(Québec) François Legault digère mal qu’Ottawa n’ait pas encore répondu favorablement à sa demande de prolonger la présence des militaires déployés dans les CHSLD jusqu’au 15 septembre. « Le Québec paie sa part pour l’armée », a lâché jeudi le premier ministre, visiblement irrité.

« Je comprends qu’il y a d’autres priorités, mais il me semble que la priorité actuellement, je n’en vois pas de plus urgente que de s’occuper de notre monde dans nos CHSLD », a poursuivi M. Legault en conférence de presse, s’expliquant mal pourquoi le fédéral hésite à laisser ses soldats sur le terrain pour combattre la crise de la COVID-19.

« Après juin, nous avons besoin d’eux. Qu’allons-nous faire s’ils partent ? J’imagine qu’ils ont autre chose de plus important à faire. Mais c’est quoi ? », a-t-il ajouté dans une réponse en anglais.

PHOTO JACQUES BOISSINOT, LA PRESSE CANADIENNE

François Legault

Mercredi, le ministre de la Défense, Harjit Sajjan, a semé un doute quant au futur de l’opération Laser. « Je peux vous assurer qu’on ne pourra pas tenir comme ça pendant quatre autres mois […] Nous n’avons pas le personnel suffisant ; nos gens travaillent sept jours par semaine, ce n’est tout simplement pas soutenable », a-t-il candidement lancé dans une entrevue sur les ondes de CBC.

ll a fait valoir que certaines provinces ne « comprennent pas tout à fait comment l’armée fonctionne », et qu’au fil des discussions, il comptait leur « expliquer les limites ». De plus, le ministre Sajjan a rappelé que des membres des Forces armées ont été infectées, et qu’il faudrait « prendre soin d’eux ».

« Je comprends qu’il y a peut-être un rythme de travail qu’il faudrait revoir. Je voyais que des soldats travaillent sept jours par semaine, mais ils pourraient peut-être travailler cinq jours par semaine. Il y a des accommodements. J’espère être capable d’en discuter avec le gouvernement fédéral et l’armée », a répondu M. Legault.

Le premier ministre Trudeau aura une conversation téléphonique avec ses homologues des provinces et des territoires jeudi soir, comme il le fait chaque semaine depuis le début de la crise de la COVID-19. Il a déjà prévenu qu’il voulait soulever l’enjeu des conditions dans les centres de soins et résidences pour aînés.

Les propos du ministre Sajjan ont fait bondir à Québec, mais au gouvernement Trudeau, personne ne les a corrigés, mercredi. Pas plus que ne l’a fait Justin Trudeau, jeudi, lorsqu’on lui a demandé si la mission serait prolongée avec les niveaux actuels.

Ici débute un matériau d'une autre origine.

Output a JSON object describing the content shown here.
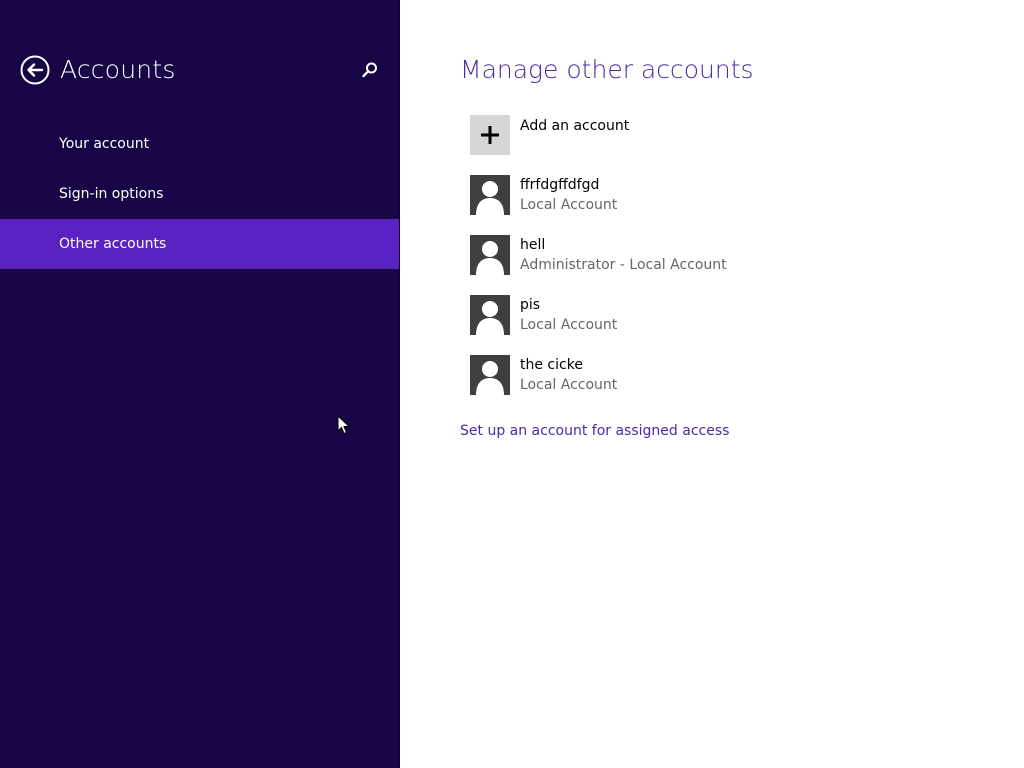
{
  "sidebar": {
    "title": "Accounts",
    "back_icon": "back-arrow-icon",
    "search_icon": "search-icon",
    "items": [
      {
        "label": "Your account",
        "selected": false
      },
      {
        "label": "Sign-in options",
        "selected": false
      },
      {
        "label": "Other accounts",
        "selected": true
      }
    ],
    "colors": {
      "background": "#180545",
      "selected": "#5a22c3"
    }
  },
  "main": {
    "title": "Manage other accounts",
    "add_account": {
      "label": "Add an account",
      "icon": "plus-icon"
    },
    "accounts": [
      {
        "name": "ffrfdgffdfgd",
        "type": "Local Account",
        "icon": "user-avatar-icon"
      },
      {
        "name": "hell",
        "type": "Administrator - Local Account",
        "icon": "user-avatar-icon"
      },
      {
        "name": "pis",
        "type": "Local Account",
        "icon": "user-avatar-icon"
      },
      {
        "name": "the cicke",
        "type": "Local Account",
        "icon": "user-avatar-icon"
      }
    ],
    "assigned_access_link": "Set up an account for assigned access",
    "colors": {
      "accent": "#4b2aa4"
    }
  }
}
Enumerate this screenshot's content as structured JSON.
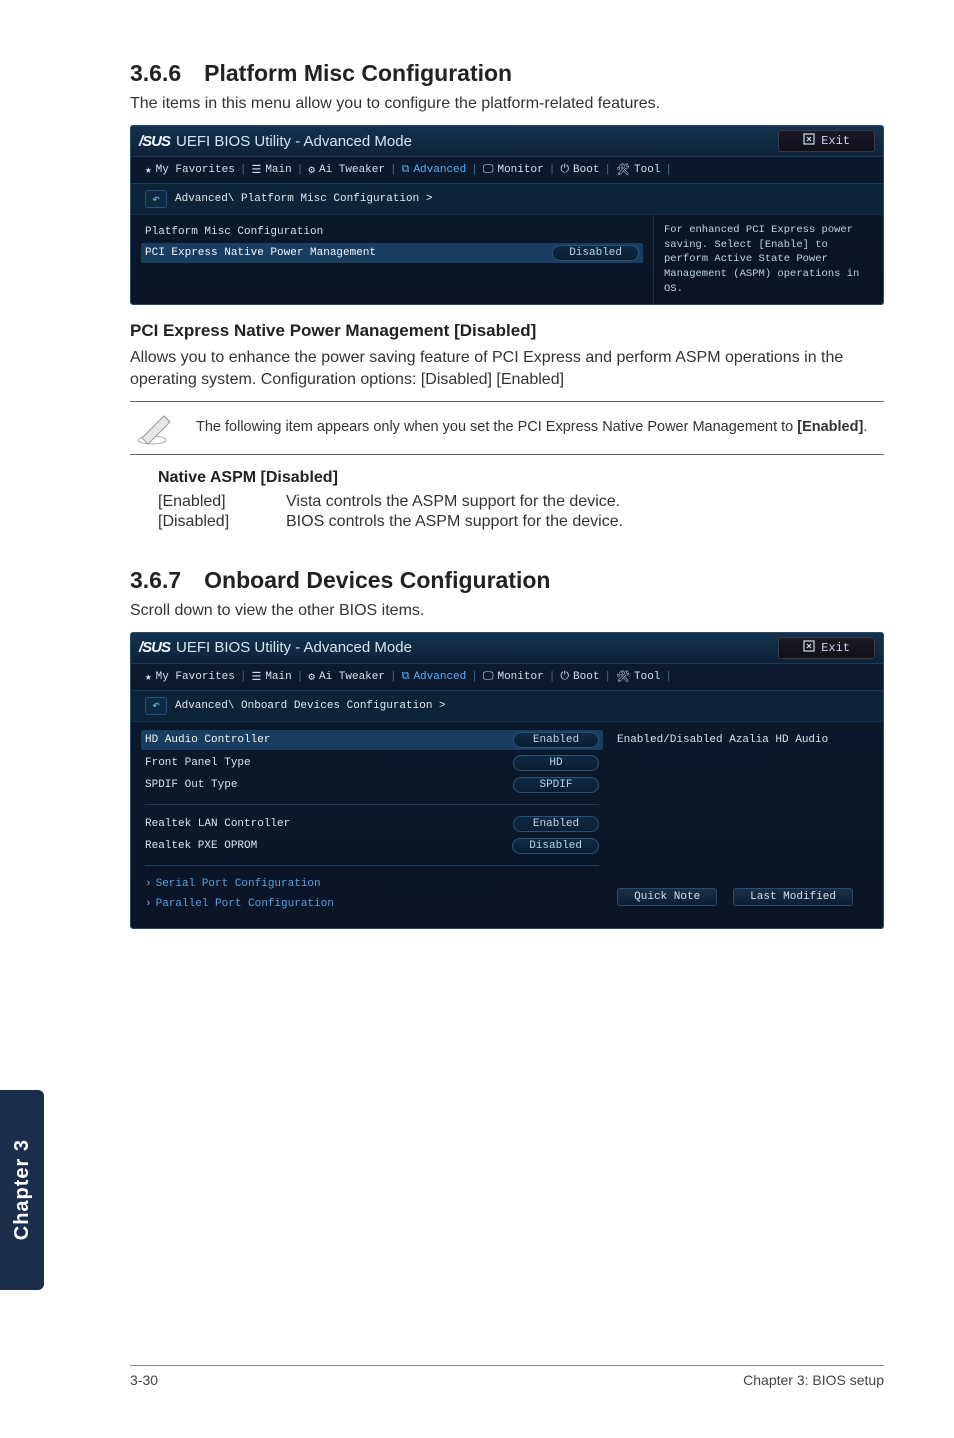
{
  "section366": {
    "number_title": "3.6.6 Platform Misc Configuration",
    "intro": "The items in this menu allow you to configure the platform-related features."
  },
  "bios1": {
    "brand": "/SUS",
    "title": "UEFI BIOS Utility - Advanced Mode",
    "exit_label": "Exit",
    "tabs": {
      "favorites": "My Favorites",
      "main": "Main",
      "ai_tweaker": "Ai Tweaker",
      "advanced": "Advanced",
      "monitor": "Monitor",
      "boot": "Boot",
      "tool": "Tool"
    },
    "breadcrumb": "Advanced\\ Platform Misc Configuration >",
    "heading": "Platform Misc Configuration",
    "row1_label": "PCI Express Native Power Management",
    "row1_value": "Disabled",
    "help": "For enhanced PCI Express power saving. Select [Enable] to perform Active State Power Management (ASPM) operations in OS."
  },
  "pci_heading": "PCI Express Native Power Management [Disabled]",
  "pci_para": "Allows you to enhance the power saving feature of PCI Express and perform ASPM operations in the operating system. Configuration options: [Disabled] [Enabled]",
  "note": {
    "text_prefix": "The following item appears only when you set the PCI Express Native Power Management to ",
    "text_bold": "[Enabled]",
    "text_suffix": "."
  },
  "native_aspm": {
    "heading": "Native ASPM [Disabled]",
    "enabled_key": "[Enabled]",
    "enabled_desc": "Vista controls the ASPM support for the device.",
    "disabled_key": "[Disabled]",
    "disabled_desc": "BIOS controls the ASPM support for the device."
  },
  "section367": {
    "number_title": "3.6.7 Onboard Devices Configuration",
    "intro": "Scroll down to view the other BIOS items."
  },
  "bios2": {
    "brand": "/SUS",
    "title": "UEFI BIOS Utility - Advanced Mode",
    "exit_label": "Exit",
    "tabs": {
      "favorites": "My Favorites",
      "main": "Main",
      "ai_tweaker": "Ai Tweaker",
      "advanced": "Advanced",
      "monitor": "Monitor",
      "boot": "Boot",
      "tool": "Tool"
    },
    "breadcrumb": "Advanced\\ Onboard Devices Configuration >",
    "rows": {
      "hd_audio_label": "HD Audio Controller",
      "hd_audio_value": "Enabled",
      "front_panel_label": "Front Panel Type",
      "front_panel_value": "HD",
      "spdif_label": "SPDIF Out Type",
      "spdif_value": "SPDIF",
      "lan_label": "Realtek LAN Controller",
      "lan_value": "Enabled",
      "pxe_label": "Realtek PXE OPROM",
      "pxe_value": "Disabled",
      "serial_link": "Serial Port Configuration",
      "parallel_link": "Parallel Port Configuration"
    },
    "help": "Enabled/Disabled Azalia HD Audio",
    "quick_note": "Quick Note",
    "last_modified": "Last Modified"
  },
  "chapter_tab": "Chapter 3",
  "footer": {
    "left": "3-30",
    "right": "Chapter 3: BIOS setup"
  }
}
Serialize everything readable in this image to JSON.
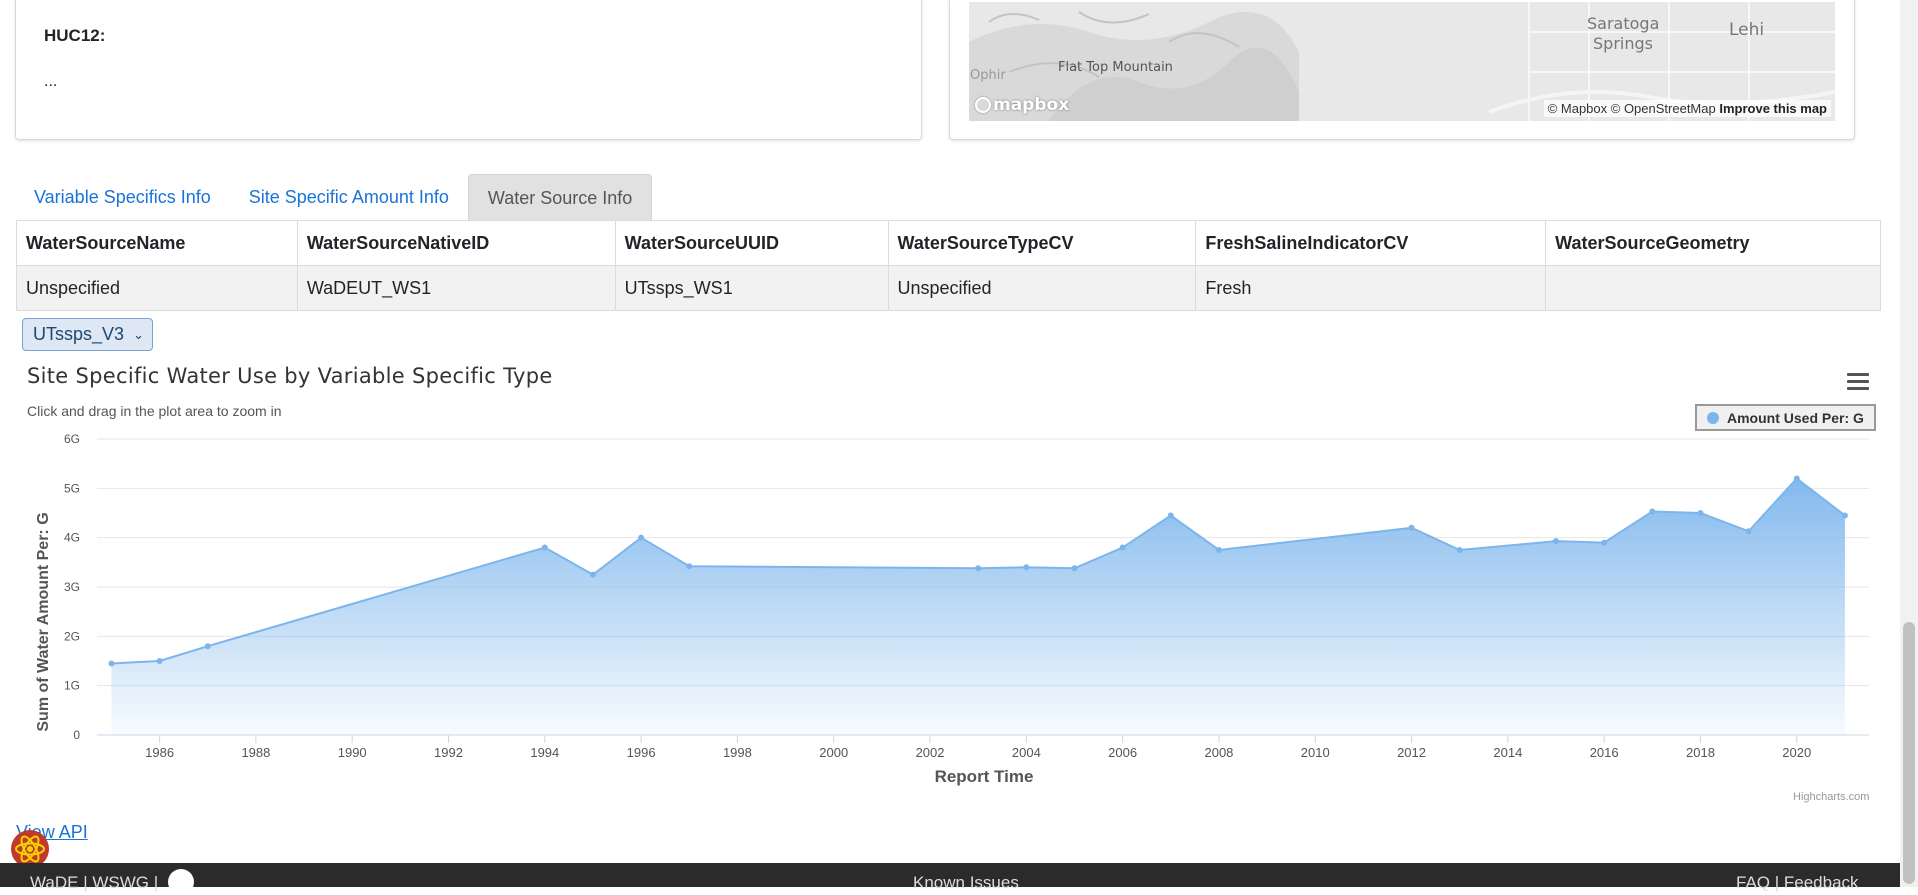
{
  "huc": {
    "label": "HUC12:",
    "value": "..."
  },
  "map": {
    "places": [
      "Saratoga",
      "Springs",
      "Lehi",
      "Flat Top Mountain",
      "Ophir"
    ],
    "logo_text": "mapbox",
    "attribution": "© Mapbox © OpenStreetMap",
    "improve_link": "Improve this map"
  },
  "tabs": [
    {
      "label": "Variable Specifics Info",
      "active": false
    },
    {
      "label": "Site Specific Amount Info",
      "active": false
    },
    {
      "label": "Water Source Info",
      "active": true
    }
  ],
  "table": {
    "headers": [
      "WaterSourceName",
      "WaterSourceNativeID",
      "WaterSourceUUID",
      "WaterSourceTypeCV",
      "FreshSalineIndicatorCV",
      "WaterSourceGeometry"
    ],
    "rows": [
      [
        "Unspecified",
        "WaDEUT_WS1",
        "UTssps_WS1",
        "Unspecified",
        "Fresh",
        ""
      ]
    ]
  },
  "dropdown": {
    "selected": "UTssps_V3"
  },
  "chart_data": {
    "type": "area",
    "title": "Site Specific Water Use by Variable Specific Type",
    "subtitle": "Click and drag in the plot area to zoom in",
    "xlabel": "Report Time",
    "ylabel": "Sum of Water Amount Per: G",
    "ylim": [
      0,
      6000000000
    ],
    "xlim": [
      1984.7,
      2021.5
    ],
    "y_tick_labels": [
      "0",
      "1G",
      "2G",
      "3G",
      "4G",
      "5G",
      "6G"
    ],
    "x_tick_labels": [
      "1986",
      "1988",
      "1990",
      "1992",
      "1994",
      "1996",
      "1998",
      "2000",
      "2002",
      "2004",
      "2006",
      "2008",
      "2010",
      "2012",
      "2014",
      "2016",
      "2018",
      "2020"
    ],
    "grid": true,
    "legend_position": "top-right",
    "color": "#7cb5ec",
    "series": [
      {
        "name": "Amount Used Per: G",
        "x": [
          1985,
          1986,
          1987,
          1994,
          1995,
          1996,
          1997,
          2003,
          2004,
          2005,
          2006,
          2007,
          2008,
          2012,
          2013,
          2015,
          2016,
          2017,
          2018,
          2019,
          2020,
          2021
        ],
        "values": [
          1450000000,
          1500000000,
          1800000000,
          3800000000,
          3250000000,
          4000000000,
          3420000000,
          3380000000,
          3400000000,
          3380000000,
          3800000000,
          4450000000,
          3750000000,
          4200000000,
          3750000000,
          3930000000,
          3900000000,
          4530000000,
          4500000000,
          4130000000,
          5200000000,
          4450000000
        ]
      }
    ],
    "credits": "Highcharts.com"
  },
  "links": {
    "view_api": "View API"
  },
  "footer": {
    "left": "WaDE | WSWG |",
    "middle": "Known Issues",
    "right": "FAQ | Feedback"
  }
}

« Le gouvernement du Canada et les Forces armées vont être là pour aider les Canadiens en difficulté […] et on va continuer le travail », a-t-il offert en conférence de presse à l’issue d’une rencontre des Nations unies.

Il a cependant réitéré que la présence de l’armée dans des CHSLD relevait de l’anomalie. « Ce n’est pas une solution à long terme […] C’est une mesure préliminaire, et il faut voir comment on peut passer à une autre étape pour que le Québec puisse prendre en contrôle la situation directement », a argué Justin Trudeau.

Il a soutenu avoir « hâte entreprendre des conversations avec [François Legault] sur les prochaines étapes ».

Plus d’un millier de militaires des Forces armées canadiennes sont à pied d’oeuvre dans les CHSLD du Québec depuis la mi-avril.